Laura Shin assembles profile-driven reporting and market chronology into a readable account of crypto's rise, mixing lively portraits with blow-by-blow descriptions of booms, busts, and pitched ideological fights. What works best is a sense of the personalities, cultural claims, and market episodes that shaped public debate. The main limitation is a reliance on anecdotes and narrative momentum rather than deep technical or regulatory analysis, which leaves readers wanting more if they need nuts-and-bolts explanations or clear policy roadmaps.
Read this if...
- •product manager at a fintech startup deciding whether to pitch crypto features to leadership — gives context on market cycles, user narratives, and common hype dynamics you’ll need to argue your case.
- •policy analyst at a city or state regulator preparing a primer on crypto — useful for background on where conflicts emerge and how advocates and critics frame the same facts.
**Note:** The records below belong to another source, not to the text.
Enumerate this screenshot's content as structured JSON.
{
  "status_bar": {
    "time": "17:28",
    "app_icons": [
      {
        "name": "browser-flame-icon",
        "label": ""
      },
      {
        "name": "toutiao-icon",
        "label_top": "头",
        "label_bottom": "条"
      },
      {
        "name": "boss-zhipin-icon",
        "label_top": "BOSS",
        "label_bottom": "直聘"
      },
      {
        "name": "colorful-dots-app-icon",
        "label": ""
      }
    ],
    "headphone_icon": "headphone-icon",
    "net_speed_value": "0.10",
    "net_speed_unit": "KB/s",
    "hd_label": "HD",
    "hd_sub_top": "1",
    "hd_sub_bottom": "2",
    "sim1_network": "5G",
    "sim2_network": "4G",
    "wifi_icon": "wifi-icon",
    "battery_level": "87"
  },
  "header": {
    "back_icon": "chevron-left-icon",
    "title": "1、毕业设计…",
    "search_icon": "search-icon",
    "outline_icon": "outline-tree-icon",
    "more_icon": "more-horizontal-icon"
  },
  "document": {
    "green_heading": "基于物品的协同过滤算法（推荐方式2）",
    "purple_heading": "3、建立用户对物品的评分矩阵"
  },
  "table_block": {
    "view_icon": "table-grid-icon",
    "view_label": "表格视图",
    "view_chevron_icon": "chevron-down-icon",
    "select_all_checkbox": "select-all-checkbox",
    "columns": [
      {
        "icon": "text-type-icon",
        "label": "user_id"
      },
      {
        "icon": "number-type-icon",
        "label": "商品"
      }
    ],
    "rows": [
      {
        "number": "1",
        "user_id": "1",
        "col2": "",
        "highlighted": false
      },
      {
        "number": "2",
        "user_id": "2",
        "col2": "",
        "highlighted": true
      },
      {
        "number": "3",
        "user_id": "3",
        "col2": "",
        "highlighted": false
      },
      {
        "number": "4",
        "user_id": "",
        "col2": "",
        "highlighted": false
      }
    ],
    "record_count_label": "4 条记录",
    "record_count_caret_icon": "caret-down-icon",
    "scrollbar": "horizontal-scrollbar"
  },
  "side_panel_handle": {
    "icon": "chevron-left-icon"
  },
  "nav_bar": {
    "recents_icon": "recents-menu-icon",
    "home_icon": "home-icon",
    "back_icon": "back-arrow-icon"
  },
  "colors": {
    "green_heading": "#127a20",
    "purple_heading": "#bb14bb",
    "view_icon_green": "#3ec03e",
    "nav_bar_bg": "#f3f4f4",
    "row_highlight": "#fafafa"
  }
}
- •business or tech reporter covering finance who needs vivid profiles and episode-driven scenes to shape articles about crypto’s cultural origins and market turns.
Skip this if...
- •You’ll likely put it down when the book shifts into long personality sketches and repeats the same idealism-vs-profiteering tension — readers wanting a concise argument may lose patience.
- •Annoying if you prefer deep technical explication or clear how-to guidance; the book lacks hands-on explanations of cryptographic mechanics or implementation tutorials.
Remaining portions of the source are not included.